Cook County Social Club was missing two of its members Friday night, but they didn’t suffer for the loss; in fact, it was one of their most cohesive shows we’ve seen so far.

The Chicago-based improv troupe are regulars in Charleston’s Fringe and Comedy Fest scenes, and as Cook Count took the stage, member Greg Hess admitted that the Holy City is one of their favorite places to visit. Aw, shucks.

Hess was joined by Mark Raterman and Bill Cochran for their long-form set. The audience suggestion that inspired their show (from my very excited friend): potato blanket.

They started out as three adolescent boys in bed together, under a blanket. While the reasons for their being in bed together changed throughout the show, the theme of puberty (and the subsequent growth of pubic hair) was revisited often.
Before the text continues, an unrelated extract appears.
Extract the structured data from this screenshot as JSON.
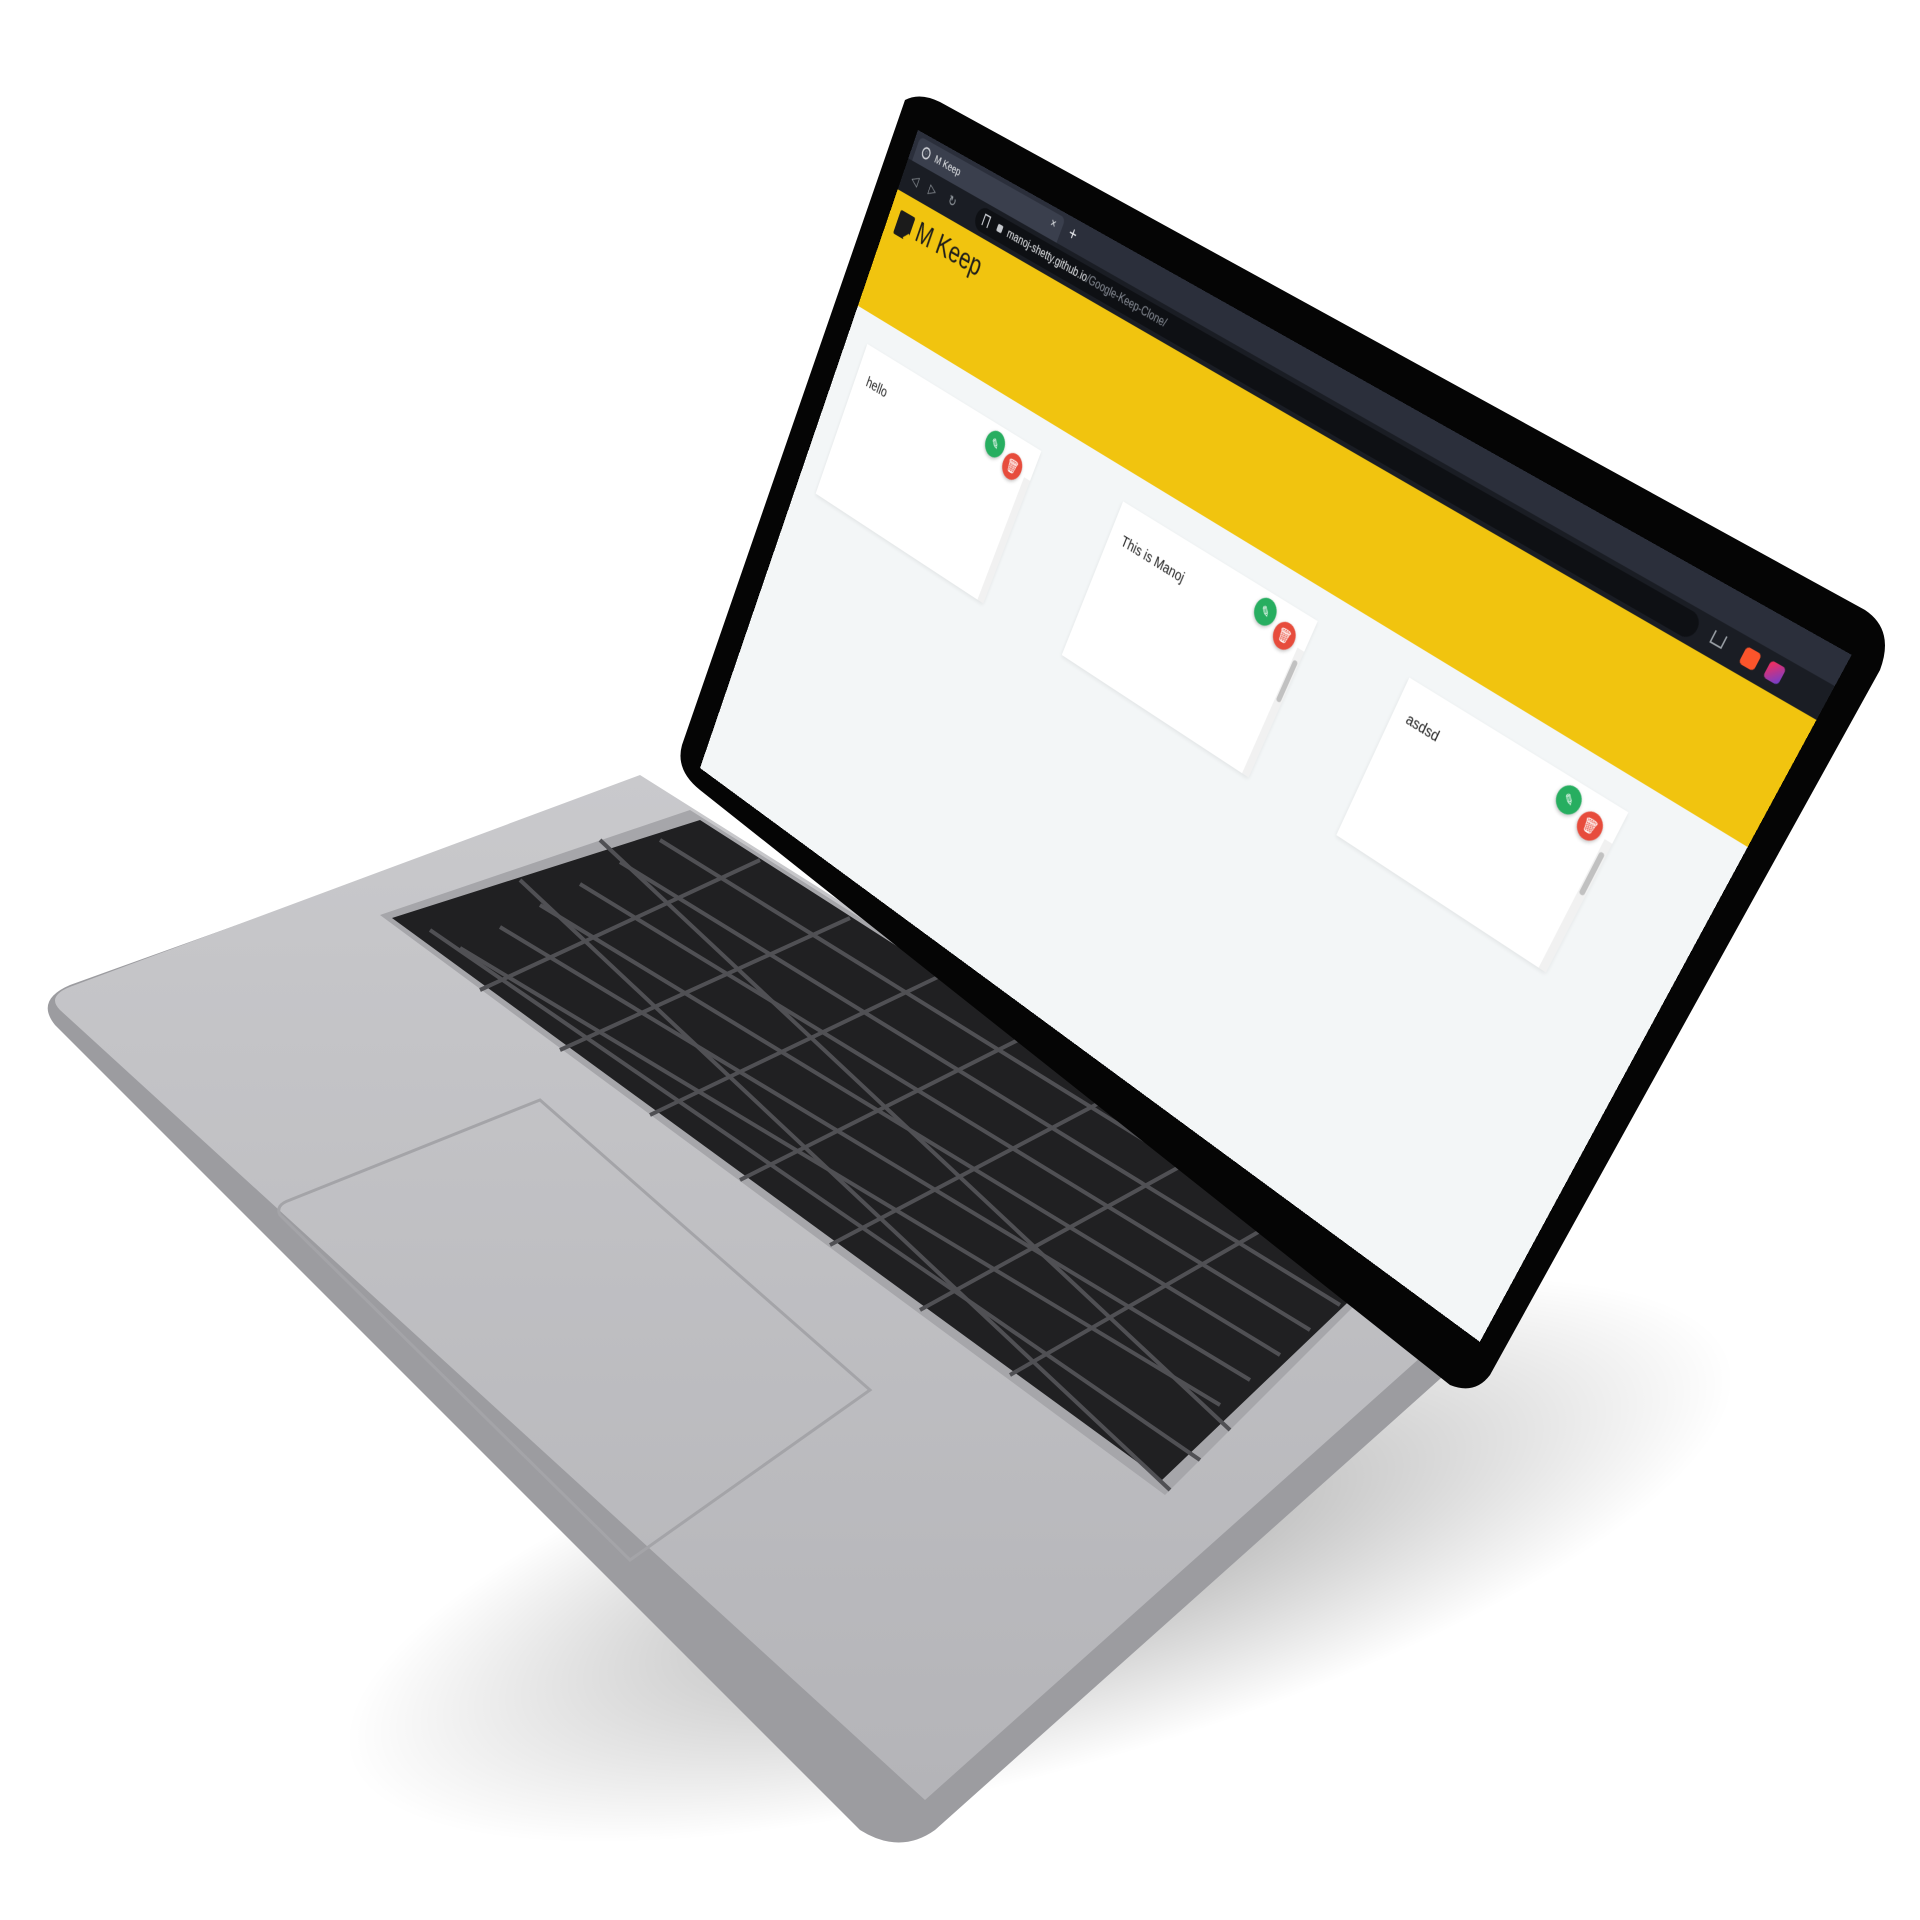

They jumped between scenes unexpectedly but totally seamlessly. One moment they were a bunch of awkward kids, and the next they were having an argument with a Mexican cop looking for “drug-ass.” It was random as hell, but we quickly learned to trust the guys, as they made every scene work and tied them all together. It’s not uncommon in improvised comedy for some scenes to fizzle out, for the comedians to give up, laugh, and move on. But we didn’t see that happen Friday night.

The Cook County guys are known for their chemistry, and maybe just because it was the three of them on this occasion, but it seemed stronger than ever. They each have their strengths — Hess plays flamboyant characters well (like a Southern mother, a dirty cop, or a ribbon dancer), Raterman tends to throw in really imaginative curveballs, and Cochran is just ready for any twist that comes his way.

It was easy to forget we were watching improv, and the ending, though adolescent, couldn’t have been written better in a script. Back in bed together, Raterman asked, “What is a potato blanket?” Hess pulled down the imaginary blanket and gestured to his pubic region, and the lights went down.